Co można zrobić. Ustal strategię przyjmowania nowych osób do grona internetowych znajomych. Na przykład niektórzy narzucają sobie w tym względzie pewne ograniczenia: *

„Do grona znajomych zapraszam tylko kogoś, kogo naprawdę znam, a nie jedynie rozpoznaję” (Jean).

„Kontaktuję się wyłącznie z osobami, które znam już od dłuższego czasu. Obcych nigdy nie dodaję do listy” (Monique).

„Zapraszam tylko tych, których znam dość dobrze i którzy kierują się takimi zasadami jak ja” (Rae).

„Jeśli dostaję zaproszenie do grona znajomych od kogoś, kogo nie znam, najzwyczajniej je ignoruję. Wszyscy moi znajomi to ludzie, z którymi już wcześniej poznałam się poza światem wirtualnym” (Marie).

„Jeśli ktoś ze znajomych zaczyna umieszczać zdjęcia lub komentarze, które budzą moje wątpliwości, to nie mam skrupułów, żeby skasować go z listy. Nawet jeśli tylko ogląda się takie posty, i tak jest to złe towarzystwo” (Kim).

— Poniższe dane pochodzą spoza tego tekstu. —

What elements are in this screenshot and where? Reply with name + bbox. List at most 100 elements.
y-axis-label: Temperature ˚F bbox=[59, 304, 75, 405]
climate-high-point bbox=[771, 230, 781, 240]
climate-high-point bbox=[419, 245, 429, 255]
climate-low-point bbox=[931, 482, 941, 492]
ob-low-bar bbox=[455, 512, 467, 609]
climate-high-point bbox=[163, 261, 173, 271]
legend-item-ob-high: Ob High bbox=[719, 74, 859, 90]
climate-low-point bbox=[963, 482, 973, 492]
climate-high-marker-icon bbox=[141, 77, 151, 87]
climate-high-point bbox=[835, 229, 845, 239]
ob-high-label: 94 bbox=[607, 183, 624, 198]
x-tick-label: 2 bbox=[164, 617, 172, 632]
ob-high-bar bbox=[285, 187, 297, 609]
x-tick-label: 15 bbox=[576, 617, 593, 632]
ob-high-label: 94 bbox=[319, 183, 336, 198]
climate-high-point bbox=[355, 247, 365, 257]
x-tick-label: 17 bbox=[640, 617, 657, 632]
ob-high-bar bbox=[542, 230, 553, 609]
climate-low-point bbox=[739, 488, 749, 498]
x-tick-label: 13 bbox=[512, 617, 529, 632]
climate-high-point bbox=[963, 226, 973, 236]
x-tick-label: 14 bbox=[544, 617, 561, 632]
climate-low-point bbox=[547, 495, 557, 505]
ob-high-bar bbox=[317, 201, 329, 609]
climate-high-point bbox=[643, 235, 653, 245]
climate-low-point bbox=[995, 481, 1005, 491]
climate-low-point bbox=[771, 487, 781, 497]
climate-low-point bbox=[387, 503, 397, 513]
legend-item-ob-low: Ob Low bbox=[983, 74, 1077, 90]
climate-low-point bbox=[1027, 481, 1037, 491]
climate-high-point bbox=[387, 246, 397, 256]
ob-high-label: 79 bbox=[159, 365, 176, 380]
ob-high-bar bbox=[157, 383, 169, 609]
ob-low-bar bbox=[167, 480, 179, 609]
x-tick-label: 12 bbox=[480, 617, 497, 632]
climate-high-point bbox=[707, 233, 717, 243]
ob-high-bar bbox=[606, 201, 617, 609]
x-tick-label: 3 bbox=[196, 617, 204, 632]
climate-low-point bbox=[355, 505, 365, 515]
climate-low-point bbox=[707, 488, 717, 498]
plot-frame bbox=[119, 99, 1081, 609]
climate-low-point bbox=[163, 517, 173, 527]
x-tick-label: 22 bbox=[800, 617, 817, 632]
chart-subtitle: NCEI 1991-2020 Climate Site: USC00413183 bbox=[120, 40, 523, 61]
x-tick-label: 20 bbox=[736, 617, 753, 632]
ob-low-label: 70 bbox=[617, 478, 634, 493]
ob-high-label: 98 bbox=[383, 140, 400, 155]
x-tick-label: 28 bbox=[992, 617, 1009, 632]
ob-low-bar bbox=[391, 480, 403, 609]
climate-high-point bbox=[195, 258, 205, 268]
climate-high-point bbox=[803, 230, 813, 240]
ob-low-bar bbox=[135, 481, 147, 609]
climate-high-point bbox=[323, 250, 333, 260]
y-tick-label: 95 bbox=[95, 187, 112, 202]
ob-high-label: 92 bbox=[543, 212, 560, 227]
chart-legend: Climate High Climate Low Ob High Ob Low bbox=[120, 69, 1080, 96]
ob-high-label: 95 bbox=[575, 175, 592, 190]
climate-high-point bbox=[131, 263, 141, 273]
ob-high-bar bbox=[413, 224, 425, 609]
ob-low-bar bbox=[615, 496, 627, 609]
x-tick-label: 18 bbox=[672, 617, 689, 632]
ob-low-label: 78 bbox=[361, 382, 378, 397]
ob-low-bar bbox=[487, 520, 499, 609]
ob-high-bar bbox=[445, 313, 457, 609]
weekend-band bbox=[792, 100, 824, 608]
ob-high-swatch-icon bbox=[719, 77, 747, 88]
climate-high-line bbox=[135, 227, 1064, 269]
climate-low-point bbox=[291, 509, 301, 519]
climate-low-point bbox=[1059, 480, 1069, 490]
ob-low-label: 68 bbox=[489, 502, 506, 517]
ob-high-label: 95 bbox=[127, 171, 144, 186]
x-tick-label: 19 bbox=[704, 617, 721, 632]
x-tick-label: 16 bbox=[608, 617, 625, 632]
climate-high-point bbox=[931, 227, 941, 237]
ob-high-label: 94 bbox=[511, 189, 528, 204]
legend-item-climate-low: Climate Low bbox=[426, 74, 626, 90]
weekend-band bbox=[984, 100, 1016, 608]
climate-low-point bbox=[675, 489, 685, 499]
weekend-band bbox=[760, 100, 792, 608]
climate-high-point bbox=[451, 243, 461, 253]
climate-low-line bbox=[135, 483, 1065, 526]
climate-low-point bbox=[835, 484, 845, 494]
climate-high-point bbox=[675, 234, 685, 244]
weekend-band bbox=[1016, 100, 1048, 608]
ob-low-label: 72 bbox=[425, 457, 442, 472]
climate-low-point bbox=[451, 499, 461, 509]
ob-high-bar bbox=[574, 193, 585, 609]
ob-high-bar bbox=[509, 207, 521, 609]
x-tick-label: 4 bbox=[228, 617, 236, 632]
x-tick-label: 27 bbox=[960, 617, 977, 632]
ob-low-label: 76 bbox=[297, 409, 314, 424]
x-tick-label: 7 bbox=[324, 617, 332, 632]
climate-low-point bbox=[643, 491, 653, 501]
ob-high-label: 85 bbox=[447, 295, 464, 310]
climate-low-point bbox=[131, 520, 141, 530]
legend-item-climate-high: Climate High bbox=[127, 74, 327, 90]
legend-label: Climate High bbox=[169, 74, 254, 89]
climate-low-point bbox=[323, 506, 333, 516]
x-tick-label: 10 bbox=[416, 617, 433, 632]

„W swoim koncie w serwisie społecznościowym miałam bardzo rygorystyczne ustawienia prywatności. Moje wpisy lub zdjęcia mogli oglądać tylko moi znajomi, a nie ich znajomi. Robiłam tak dlatego, że nie byłam pewna, czy ci ostatni są dla mnie dobrym towarzystwem. Nie znałam ich ani nie wiedziałam, jaką mają opinię” (Heather).

Podsumowanie. W książce na temat bezpiecznego korzystania z Internetu dr Gwenn Schurgin O’Keeffe napisała: „Do grona znajomych najlepiej zapraszać tylko kogoś, kogo się zna i z kim się utrzymuje bezpośrednie kontakty” (CyberSafe) *.

[Przypisy]

^ ak. 2 Przebudźcie się! nie poleca ani nie potępia żadnego konkretnego portalu. Chrześcijanie muszą uważać, żeby podczas korzystania z Internetu nie łamać zasad biblijnych (1 Tymoteusza 1:5, 19).

^ ak. 35 W tym artykule omawiamy zwykłe znajomości, nie zaś kontakty biznesowe.

^ ak. 42 Więcej informacji na temat serwisów społecznościowych można znaleźć w Przebudźcie się! z lipca 2011 roku, strony 24-27, oraz z sierpnia 2011 roku, strony 10-13.

[Ramka na stronie 8]

WYLOGUJ SIĘ!

Jeśli będąc zalogowany na swoim koncie, zostawiasz je bez nadzoru, umożliwiasz innym umieszczenie na twojej stronie jakichś materiałów. Zdaniem prawnika Roberta Wilsona można to porównać do zostawienia portfela lub telefonu komórkowego na stole w publicznym miejscu. Każdy może się przysiąść i zamieścić coś na twojej stronie. Dlatego adwokat ten radzi pamiętać, by zawsze się wylogowywać.

[Ramka na stronie 8]

PROBLEMY NA WŁASNE ŻYCZENIE?

Jak wynika z pewnego sondażu, wielu użytkowników portali społecznościowych „postępuje nieostrożnie, narażając się na włamanie, kradzież tożsamości czy nękanie. Piętnaście procent ankietowanych podawało informacje o swoim miejscu pobytu lub planowanych podróżach, 34 procent dokładną datę urodzenia, a 21 procent zamieszczało zdjęcia mieszkających z nimi dzieci i wyjawiało ich imiona” (Consumer Reports).